Relecture Brynamon.

J'ai eu enfin le courage de me lancer dans l'écriture d'une suite de Blanche-neige et le Chasseur grâce aux encouragements de ma moitié qui en avait marre de me voir toujours agacée par la fin du film. J'aime tellement ce film, j'avais peur de ne pas savoir recréer son ambiance si particulière. C'est peut-être le cas mais au moins j'aurai essayé et je n'aurai pas de regret.

Je ne suis pas en capacité de faire une fic, donc je tente un OS en cinq parties (déjà écrites) ou disons alors que c'est une mini-fic.

Bien sûr les persos et l'histoire originale ne sont pas ma propriété.

Pour mes lecteurs habituels, merci de me suivre.

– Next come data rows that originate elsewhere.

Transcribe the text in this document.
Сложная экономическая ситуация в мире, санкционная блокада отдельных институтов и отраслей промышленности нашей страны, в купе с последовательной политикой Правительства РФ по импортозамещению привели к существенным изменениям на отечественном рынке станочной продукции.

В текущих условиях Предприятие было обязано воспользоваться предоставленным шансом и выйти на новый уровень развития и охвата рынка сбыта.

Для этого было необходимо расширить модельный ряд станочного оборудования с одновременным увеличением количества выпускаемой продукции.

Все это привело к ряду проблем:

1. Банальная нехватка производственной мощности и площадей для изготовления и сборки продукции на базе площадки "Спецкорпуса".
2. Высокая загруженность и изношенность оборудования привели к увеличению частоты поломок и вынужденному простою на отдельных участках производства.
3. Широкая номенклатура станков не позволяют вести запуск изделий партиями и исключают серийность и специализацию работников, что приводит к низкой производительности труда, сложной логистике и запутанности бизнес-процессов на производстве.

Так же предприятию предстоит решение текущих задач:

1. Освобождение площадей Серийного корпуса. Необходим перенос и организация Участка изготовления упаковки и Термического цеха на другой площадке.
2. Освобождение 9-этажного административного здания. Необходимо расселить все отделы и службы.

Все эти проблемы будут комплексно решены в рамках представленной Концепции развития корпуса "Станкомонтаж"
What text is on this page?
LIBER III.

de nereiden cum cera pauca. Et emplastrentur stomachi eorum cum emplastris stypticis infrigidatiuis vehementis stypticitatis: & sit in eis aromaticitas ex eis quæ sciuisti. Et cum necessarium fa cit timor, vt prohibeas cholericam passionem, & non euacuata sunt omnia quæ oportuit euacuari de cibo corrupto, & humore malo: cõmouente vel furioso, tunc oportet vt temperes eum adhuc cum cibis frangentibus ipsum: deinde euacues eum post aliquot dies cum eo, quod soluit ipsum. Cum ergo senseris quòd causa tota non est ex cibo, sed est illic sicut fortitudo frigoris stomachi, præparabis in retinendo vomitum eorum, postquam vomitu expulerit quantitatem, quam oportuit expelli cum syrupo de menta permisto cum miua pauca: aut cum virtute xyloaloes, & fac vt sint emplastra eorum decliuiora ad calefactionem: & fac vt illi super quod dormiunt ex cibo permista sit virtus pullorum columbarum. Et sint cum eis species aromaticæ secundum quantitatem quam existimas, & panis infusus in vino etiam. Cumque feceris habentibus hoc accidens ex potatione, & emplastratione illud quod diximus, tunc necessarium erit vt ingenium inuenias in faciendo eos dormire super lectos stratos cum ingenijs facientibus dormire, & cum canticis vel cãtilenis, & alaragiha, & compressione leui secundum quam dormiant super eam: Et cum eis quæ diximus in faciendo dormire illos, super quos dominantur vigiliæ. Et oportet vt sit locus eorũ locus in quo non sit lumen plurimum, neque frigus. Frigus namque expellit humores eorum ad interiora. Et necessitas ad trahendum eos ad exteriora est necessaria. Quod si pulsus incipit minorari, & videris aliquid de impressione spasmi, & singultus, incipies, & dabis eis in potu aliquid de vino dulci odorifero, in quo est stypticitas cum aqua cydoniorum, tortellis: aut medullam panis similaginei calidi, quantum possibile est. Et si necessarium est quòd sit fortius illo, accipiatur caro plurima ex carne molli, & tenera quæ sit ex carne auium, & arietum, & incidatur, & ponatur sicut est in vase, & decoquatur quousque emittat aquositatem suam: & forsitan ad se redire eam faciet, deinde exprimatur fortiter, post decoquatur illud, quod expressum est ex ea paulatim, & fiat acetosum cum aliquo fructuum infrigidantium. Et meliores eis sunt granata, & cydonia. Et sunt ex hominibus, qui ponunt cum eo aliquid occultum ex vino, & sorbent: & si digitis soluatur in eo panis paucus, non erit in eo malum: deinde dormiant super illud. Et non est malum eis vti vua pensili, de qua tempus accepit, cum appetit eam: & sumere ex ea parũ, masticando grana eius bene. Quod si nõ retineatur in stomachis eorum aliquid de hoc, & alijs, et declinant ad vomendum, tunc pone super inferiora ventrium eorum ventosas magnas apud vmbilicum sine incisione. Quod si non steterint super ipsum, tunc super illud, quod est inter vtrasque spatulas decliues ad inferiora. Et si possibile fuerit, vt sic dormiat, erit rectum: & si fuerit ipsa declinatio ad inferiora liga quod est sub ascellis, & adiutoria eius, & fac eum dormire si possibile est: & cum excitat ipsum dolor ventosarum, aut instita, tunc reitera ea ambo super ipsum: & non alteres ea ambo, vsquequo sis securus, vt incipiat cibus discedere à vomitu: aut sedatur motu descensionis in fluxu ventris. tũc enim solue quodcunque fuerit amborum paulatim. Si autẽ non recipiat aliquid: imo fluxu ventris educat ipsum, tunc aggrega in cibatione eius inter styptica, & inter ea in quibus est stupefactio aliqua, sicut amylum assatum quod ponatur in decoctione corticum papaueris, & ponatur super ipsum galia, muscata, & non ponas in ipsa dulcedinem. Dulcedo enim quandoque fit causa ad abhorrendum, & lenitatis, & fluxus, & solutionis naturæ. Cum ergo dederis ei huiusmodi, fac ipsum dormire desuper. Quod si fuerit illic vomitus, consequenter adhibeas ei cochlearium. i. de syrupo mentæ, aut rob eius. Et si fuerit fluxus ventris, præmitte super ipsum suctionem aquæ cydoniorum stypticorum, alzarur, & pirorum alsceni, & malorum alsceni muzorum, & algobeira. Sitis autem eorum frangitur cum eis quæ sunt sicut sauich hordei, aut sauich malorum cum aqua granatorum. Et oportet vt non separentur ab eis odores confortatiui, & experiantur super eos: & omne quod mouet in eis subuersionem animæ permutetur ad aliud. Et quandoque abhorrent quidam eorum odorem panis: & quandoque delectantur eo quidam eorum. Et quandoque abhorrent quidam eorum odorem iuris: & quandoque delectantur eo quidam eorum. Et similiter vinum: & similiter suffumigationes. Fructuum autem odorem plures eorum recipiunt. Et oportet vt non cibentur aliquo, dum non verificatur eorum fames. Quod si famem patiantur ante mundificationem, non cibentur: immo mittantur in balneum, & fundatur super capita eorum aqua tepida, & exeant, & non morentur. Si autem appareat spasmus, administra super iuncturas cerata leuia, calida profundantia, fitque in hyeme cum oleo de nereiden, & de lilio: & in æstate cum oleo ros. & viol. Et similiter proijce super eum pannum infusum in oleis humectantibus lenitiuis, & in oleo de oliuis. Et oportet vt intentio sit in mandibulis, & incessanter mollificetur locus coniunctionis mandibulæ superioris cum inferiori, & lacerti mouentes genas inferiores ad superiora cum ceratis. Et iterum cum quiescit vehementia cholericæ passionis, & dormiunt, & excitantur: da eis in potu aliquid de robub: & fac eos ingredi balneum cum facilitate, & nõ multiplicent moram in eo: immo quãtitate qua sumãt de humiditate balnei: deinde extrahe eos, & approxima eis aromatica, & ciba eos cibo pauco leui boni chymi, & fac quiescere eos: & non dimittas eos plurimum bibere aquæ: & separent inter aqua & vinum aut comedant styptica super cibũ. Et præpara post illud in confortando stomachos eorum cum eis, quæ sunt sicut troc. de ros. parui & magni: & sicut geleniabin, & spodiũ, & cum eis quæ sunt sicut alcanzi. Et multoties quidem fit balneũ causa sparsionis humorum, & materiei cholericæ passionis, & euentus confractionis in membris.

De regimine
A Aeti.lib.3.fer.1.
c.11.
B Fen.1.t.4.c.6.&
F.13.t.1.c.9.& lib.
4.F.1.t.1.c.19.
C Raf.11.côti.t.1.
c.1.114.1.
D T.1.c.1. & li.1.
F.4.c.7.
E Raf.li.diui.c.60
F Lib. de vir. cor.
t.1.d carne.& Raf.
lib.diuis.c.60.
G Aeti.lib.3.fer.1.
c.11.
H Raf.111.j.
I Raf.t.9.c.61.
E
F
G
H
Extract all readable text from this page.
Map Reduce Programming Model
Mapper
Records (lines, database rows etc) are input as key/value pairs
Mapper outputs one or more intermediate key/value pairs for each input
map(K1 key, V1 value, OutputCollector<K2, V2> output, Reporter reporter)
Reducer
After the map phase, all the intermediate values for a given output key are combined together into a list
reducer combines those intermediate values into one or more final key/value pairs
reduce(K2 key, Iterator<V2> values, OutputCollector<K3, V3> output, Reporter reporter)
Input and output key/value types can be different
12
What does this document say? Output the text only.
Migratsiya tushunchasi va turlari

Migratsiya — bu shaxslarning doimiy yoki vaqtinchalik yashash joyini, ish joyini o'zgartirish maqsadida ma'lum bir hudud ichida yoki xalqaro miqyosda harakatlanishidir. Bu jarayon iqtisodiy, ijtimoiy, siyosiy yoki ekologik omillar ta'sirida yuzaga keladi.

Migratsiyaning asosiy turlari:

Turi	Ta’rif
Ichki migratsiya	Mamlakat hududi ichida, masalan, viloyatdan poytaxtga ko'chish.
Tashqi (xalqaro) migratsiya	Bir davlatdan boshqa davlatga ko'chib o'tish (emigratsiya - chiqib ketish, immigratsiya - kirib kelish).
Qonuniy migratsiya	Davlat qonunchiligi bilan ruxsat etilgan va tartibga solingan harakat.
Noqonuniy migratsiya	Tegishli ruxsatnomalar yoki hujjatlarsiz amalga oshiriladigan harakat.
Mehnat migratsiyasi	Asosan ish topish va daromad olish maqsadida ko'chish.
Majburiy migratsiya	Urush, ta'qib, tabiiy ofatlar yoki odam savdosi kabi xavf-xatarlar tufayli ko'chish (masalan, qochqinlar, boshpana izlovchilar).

Pour les nouveaux, bienvenue.

Bonne lecture.


PARTIE 1


Deux semaines après la victoire.

Il était là face à moi, devant le Saint-homme qui nous unissait dans les liens sacrés du mariage. J'étais face à William qui me contemplait, serein. Cela me conforta dans mon bien-être. Je m'unissais à mon ami dans la suite logique des choses, supportant mon destin avec sagesse, sans crainte. Les paroles du Saint-homme me parvenaient dans un brouillard, je n'y accordais pas tellement d'importance alors que j'aurais dû. Je sus qu'il était temps de concrétiser notre union quand mes sujets suspendirent leur souffle, nous nous embrassâmes sous leurs acclamations enjouées. Un baiser chaste et au goût étrange.

Nous étions unis par Dieu.

Le poids de mon alliance me surprit. Elle reflétait le poids subit sur mes épaules. Un poids qui venait de s'alourdir alors que cela aurait dû être l'inverse. Mais pourquoi étais-je soudainement anxieuse ? Nous fîmes face à la cour, qui nous bénissait à leur tour nous souhaitant bonheur et enfants.

Des enfants…

Je déglutis, parcourant la salle à la recherche de celui qui pourrait relativiser tout cela. Greta me fit signe, Muir, toujours serein, semblait moins enthousiaste ce qui n'était pas le cas de mes autres amis qui jubilaient, mais le Chasseur, lui, n'était pas là. Mon bonheur s'en trouva terni. Pourquoi n'était-il pas là en ce jour si spécial ?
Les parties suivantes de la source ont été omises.